Architecture fundamentals: in-process vs server vs distributed
The single most important axis for choosing between ChromaDB, FAISS, and Milvus is architecture — specifically whether you want your vector index to live inside your application process, inside a separate server process on the same machine, or distributed across multiple machines. Each model has trade-offs that flow through everything else: operational complexity, fault tolerance, horizontal scalability, and the kinds of bugs you will debug at 2am.
**ChromaDB embedded mode** runs the entire vector index inside your Python or JavaScript process. There is no network hop, no server to spin up, no connection string to manage. You call `client = chromadb.Client()` and you are done. The persistent mode writes to SQLite on disk. This is genuinely zero-infrastructure vector storage — appropriate for any project where the vector index needs to be 'just a library' rather than 'a service I operate'. The ceiling is roughly 10M vectors before embedded performance becomes a bottleneck, as of June 2026.

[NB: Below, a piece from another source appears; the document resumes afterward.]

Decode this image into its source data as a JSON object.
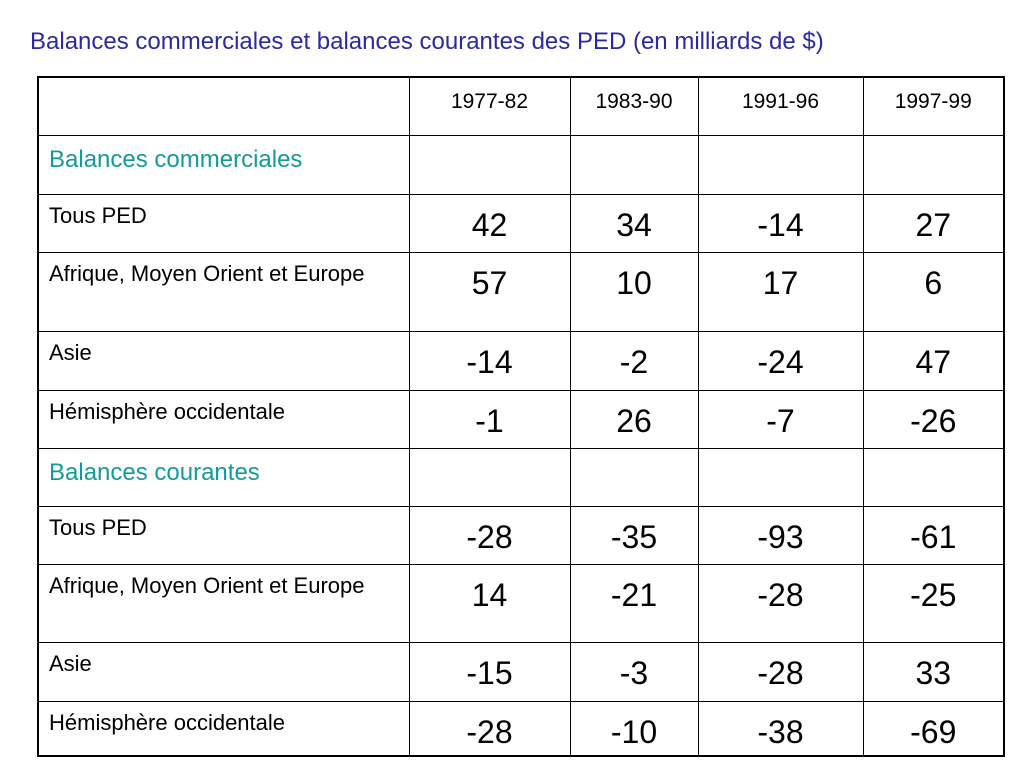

**ChromaDB client-server mode** (and Chroma Cloud) moves the index into a separate process reachable over HTTP. This gives you the standard client-server benefits (multiple application instances can share one index, the index persists independently of your app process) at the cost of a network hop and an infrastructure component to manage. Chroma Cloud is the managed version — you connect via API key, they handle the infrastructure.

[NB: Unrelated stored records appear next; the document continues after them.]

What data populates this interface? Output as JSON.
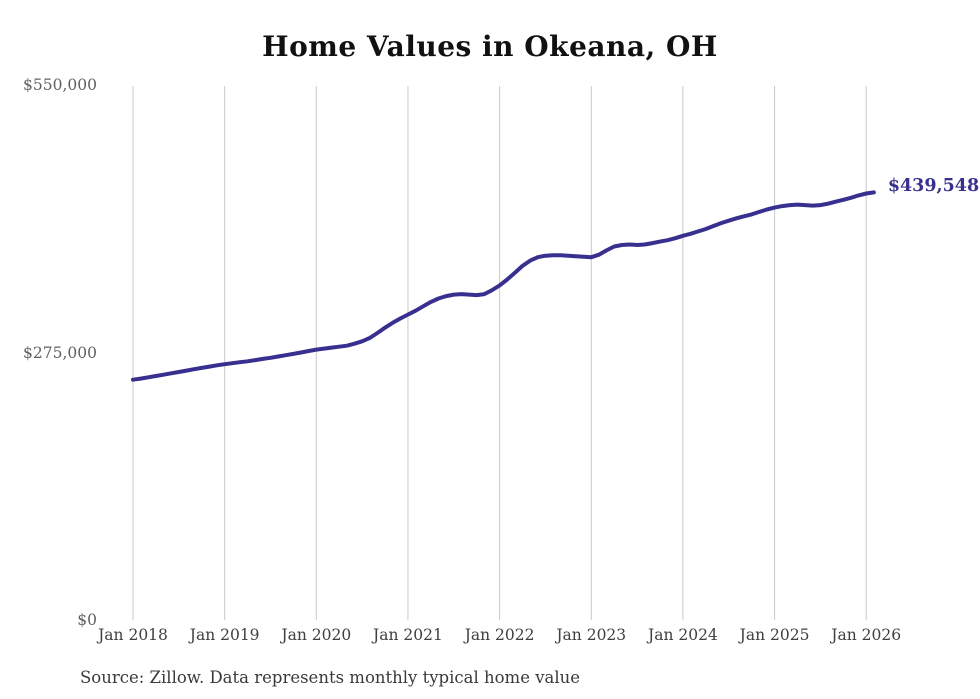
{
  "source_note": "Source: Zillow. Data represents monthly typical home value",
  "colors": {
    "background": "#ffffff",
    "line": "#38308f",
    "grid": "#c9c9c9",
    "title": "#111111",
    "x_tick": "#3f3f3f",
    "y_tick": "#606060",
    "end_label": "#38308f",
    "source": "#3a3a3a"
  },
  "chart_data": {
    "type": "line",
    "title": "Home Values in Okeana, OH",
    "xlabel": "",
    "ylabel": "",
    "ylim": [
      0,
      550000
    ],
    "grid": "vertical-yearly-gridlines",
    "legend": "none",
    "end_label": "$439,548",
    "end_value": 439548,
    "y_ticks": [
      {
        "label": "$0",
        "value": 0
      },
      {
        "label": "$275,000",
        "value": 275000
      },
      {
        "label": "$550,000",
        "value": 550000
      }
    ],
    "x_tick_labels": [
      "Jan 2018",
      "Jan 2019",
      "Jan 2020",
      "Jan 2021",
      "Jan 2022",
      "Jan 2023",
      "Jan 2024",
      "Jan 2025",
      "Jan 2026"
    ],
    "series": [
      {
        "name": "Typical home value (monthly)",
        "color": "#38308f",
        "x_start": "2018-01",
        "x_interval": "month",
        "x": [
          "2018-01",
          "2018-02",
          "2018-03",
          "2018-04",
          "2018-05",
          "2018-06",
          "2018-07",
          "2018-08",
          "2018-09",
          "2018-10",
          "2018-11",
          "2018-12",
          "2019-01",
          "2019-02",
          "2019-03",
          "2019-04",
          "2019-05",
          "2019-06",
          "2019-07",
          "2019-08",
          "2019-09",
          "2019-10",
          "2019-11",
          "2019-12",
          "2020-01",
          "2020-02",
          "2020-03",
          "2020-04",
          "2020-05",
          "2020-06",
          "2020-07",
          "2020-08",
          "2020-09",
          "2020-10",
          "2020-11",
          "2020-12",
          "2021-01",
          "2021-02",
          "2021-03",
          "2021-04",
          "2021-05",
          "2021-06",
          "2021-07",
          "2021-08",
          "2021-09",
          "2021-10",
          "2021-11",
          "2021-12",
          "2022-01",
          "2022-02",
          "2022-03",
          "2022-04",
          "2022-05",
          "2022-06",
          "2022-07",
          "2022-08",
          "2022-09",
          "2022-10",
          "2022-11",
          "2022-12",
          "2023-01",
          "2023-02",
          "2023-03",
          "2023-04",
          "2023-05",
          "2023-06",
          "2023-07",
          "2023-08",
          "2023-09",
          "2023-10",
          "2023-11",
          "2023-12",
          "2024-01",
          "2024-02",
          "2024-03",
          "2024-04",
          "2024-05",
          "2024-06",
          "2024-07",
          "2024-08",
          "2024-09",
          "2024-10",
          "2024-11",
          "2024-12",
          "2025-01",
          "2025-02",
          "2025-03",
          "2025-04",
          "2025-05",
          "2025-06",
          "2025-07",
          "2025-08",
          "2025-09",
          "2025-10",
          "2025-11",
          "2025-12",
          "2026-01",
          "2026-02"
        ],
        "values": [
          247000,
          248200,
          249500,
          250800,
          252200,
          253600,
          255000,
          256400,
          257800,
          259200,
          260500,
          261800,
          263000,
          264000,
          265000,
          266000,
          267200,
          268400,
          269600,
          270900,
          272200,
          273600,
          275000,
          276500,
          278000,
          279000,
          280000,
          281000,
          282000,
          284000,
          286500,
          290000,
          295000,
          300500,
          305500,
          310000,
          314000,
          318000,
          322500,
          327000,
          330500,
          333000,
          334500,
          335000,
          334500,
          334000,
          335000,
          339000,
          344000,
          350000,
          357000,
          364000,
          369500,
          373000,
          374500,
          375000,
          375000,
          374500,
          374000,
          373500,
          373000,
          375500,
          380000,
          384000,
          385500,
          386000,
          385500,
          386000,
          387500,
          389000,
          390500,
          392500,
          395000,
          397000,
          399500,
          402000,
          405000,
          408000,
          410500,
          413000,
          415000,
          417000,
          419500,
          422000,
          424000,
          425500,
          426500,
          427000,
          426500,
          426000,
          426500,
          428000,
          430000,
          432000,
          434000,
          436500,
          438500,
          439548
        ]
      }
    ]
  }
}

**FAISS is always in-process**, with no server mode at all. The entire library runs inside your process, period. This is a deliberate design choice — FAISS is a research-grade similarity search library, not a database service. You manage persistence yourself (calling `faiss.write_index()` / `faiss.read_index()`), you manage concurrency yourself, and you build any metadata filtering, multi-tenancy, or access control on top yourself. The payoff is that FAISS has the lowest latency of any option on this list — no network, no server, no overhead beyond the math.

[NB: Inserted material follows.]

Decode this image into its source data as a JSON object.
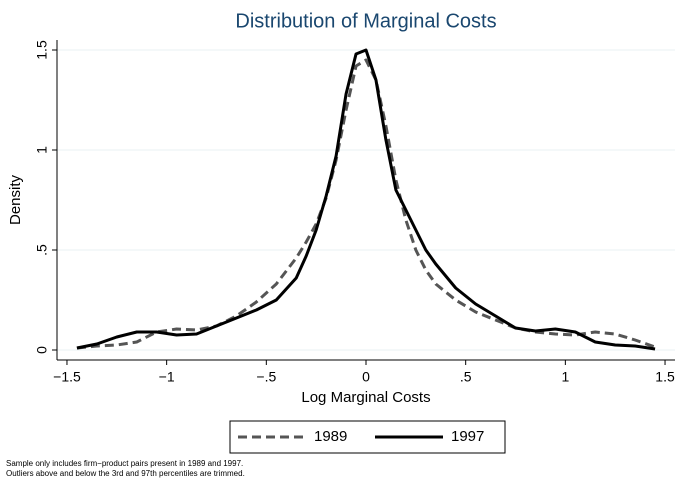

**Milvus is a distributed system** with real microservice components: query nodes, data nodes, index nodes, etcd for cluster coordination, and MinIO or S3 for persistent storage. The minimum production Milvus deployment involves several containers. This is not a choice for a prototype; it is a choice for a production system where you need horizontal scaling, fault tolerance, and enterprise features. **Milvus Lite** is the escape hatch for development — an embedded mode with the same API surface as full Milvus, similar to how ChromaDB embedded works, but you can promote to full Milvus without rewriting any application code.
**The architectural decision tree in one sentence**: start with ChromaDB embedded, promote to Chroma Cloud or Milvus when you hit the 10M-vector ceiling or need multi-tenancy/RBAC, and consider FAISS only if you need maximum single-machine throughput and are willing to build the surrounding service layer yourself.